I wasn’t used to cubical life yet, but knew enough to know that doing a job efficiently and well was only punished with more soul crushing work.

I would spend two thirds of the my day playing on Yahoo. I tried at first to sketch or draw, but that was smashed down pretty quickly, so the best way to avoid being busted was to sit looking at the glowing screen. Back then Yahoo had a section called Useless Pages. A collection of “quirky” and pointless web pages. One was a website devoted only to experiments involving Twinkies – exploring uninvestigated topics ignored in lame stream press like does a Twinkie conduct electricity ? How big can it expand in a microwave ? How water proof are they ?
I also liked a site called the museum of religious intolerance, and there was a database about post apocalypse tropes in movies.
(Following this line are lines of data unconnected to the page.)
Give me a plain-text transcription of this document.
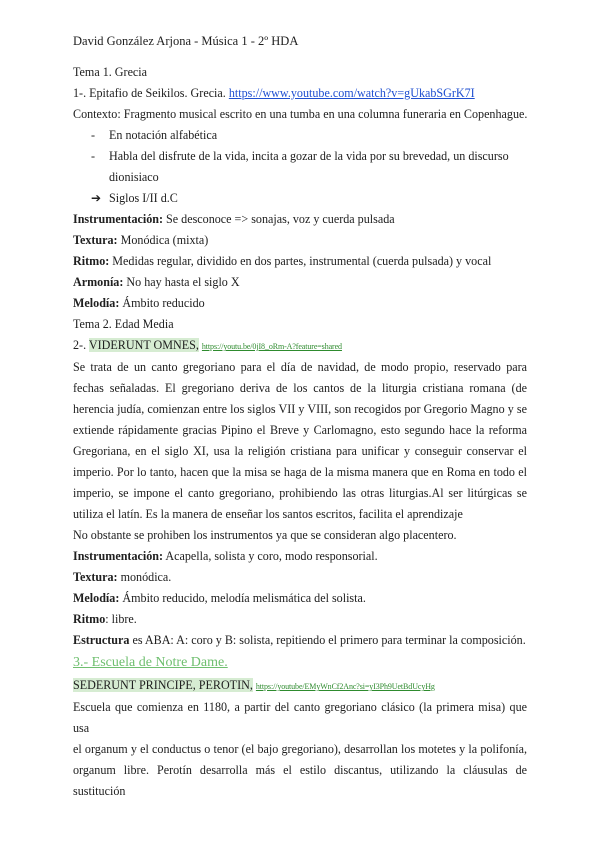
David González Arjona - Música 1 - 2º HDA
Tema 1. Grecia
1-. Epitafio de Seikilos. Grecia. https://www.youtube.com/watch?v=gUkabSGrK7I
Contexto: Fragmento musical escrito en una tumba en una columna funeraria en Copenhague.
-	En notación alfabética
-	Habla del disfrute de la vida, incita a gozar de la vida por su brevedad, un discurso
dionisiaco
➔ Siglos I/II d.C
Instrumentación: Se desconoce => sonajas, voz y cuerda pulsada
Textura: Monódica (mixta)
Ritmo: Medidas regular, dividido en dos partes, instrumental (cuerda pulsada) y vocal
Armonía: No hay hasta el siglo X
Melodía: Ámbito reducido
Tema 2. Edad Media
2-. VIDERUNT OMNES, https://youtu.be/0jI8_oRm-A?feature=shared
Se trata de un canto gregoriano para el día de navidad, de modo propio, reservado para
fechas señaladas. El gregoriano deriva de los cantos de la liturgia cristiana romana (de
herencia judía, comienzan entre los siglos VII y VIII, son recogidos por Gregorio Magno y se
extiende rápidamente gracias Pipino el Breve y Carlomagno, esto segundo hace la reforma
Gregoriana, en el siglo XI, usa la religión cristiana para unificar y conseguir conservar el
imperio. Por lo tanto, hacen que la misa se haga de la misma manera que en Roma en todo el
imperio, se impone el canto gregoriano, prohibiendo las otras liturgias.Al ser litúrgicas se
utiliza el latín. Es la manera de enseñar los santos escritos, facilita el aprendizaje
No obstante se prohiben los instrumentos ya que se consideran algo placentero.
Instrumentación: Acapella, solista y coro, modo responsorial.
Textura: monódica.
Melodía: Ámbito reducido, melodía melismática del solista.
Ritmo: libre.
Estructura es ABA: A: coro y B: solista, repitiendo el primero para terminar la composición.
3.- Escuela de Notre Dame.
SEDERUNT PRINCIPE, PEROTIN, https://youtube/EMyWnCf2Anc?si=yI3Ph9UetBdUcyHg
Escuela que comienza en 1180, a partir del canto gregoriano clásico (la primera misa) que usa
el organum y el conductus o tenor (el bajo gregoriano), desarrollan los motetes y la polifonía,
organum libre. Perotín desarrolla más el estilo discantus, utilizando la cláusulas de sustitución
I found a really creepy blog called “The Loser Who Lives Upstairs from Me”.

In it the blogger laments about how the dude who lives upstairs from him is a “pathetic loser”. Most of the blog consists of compiling “evidence” of what a weirdo… how he has no friends, or life. As the blog goes on, it becomes evident that the writer’s obsessive documenting is creating a pretty intense story. He would write long excessive posts about how many times the dude upstairs would wake up in the night and walk around, or how often he would vacuum the floor or how he obviously had no friends visiting him. Each post seemed to unintentionally highlight how much a weirdo the blogger was. If he was observing how much the guy living upstairs from him had no social life, then it is safe to assume the same about him. My grandma pinkie used to say ” when you’re spreading around sunshine, you’re bound to get a little on yourself”.

It felt like I was watching rear window or something – I would wonder if this was fiction . I thought it probably was but then again, who knows.

I can’t believe I was paid to read this sort of stuff.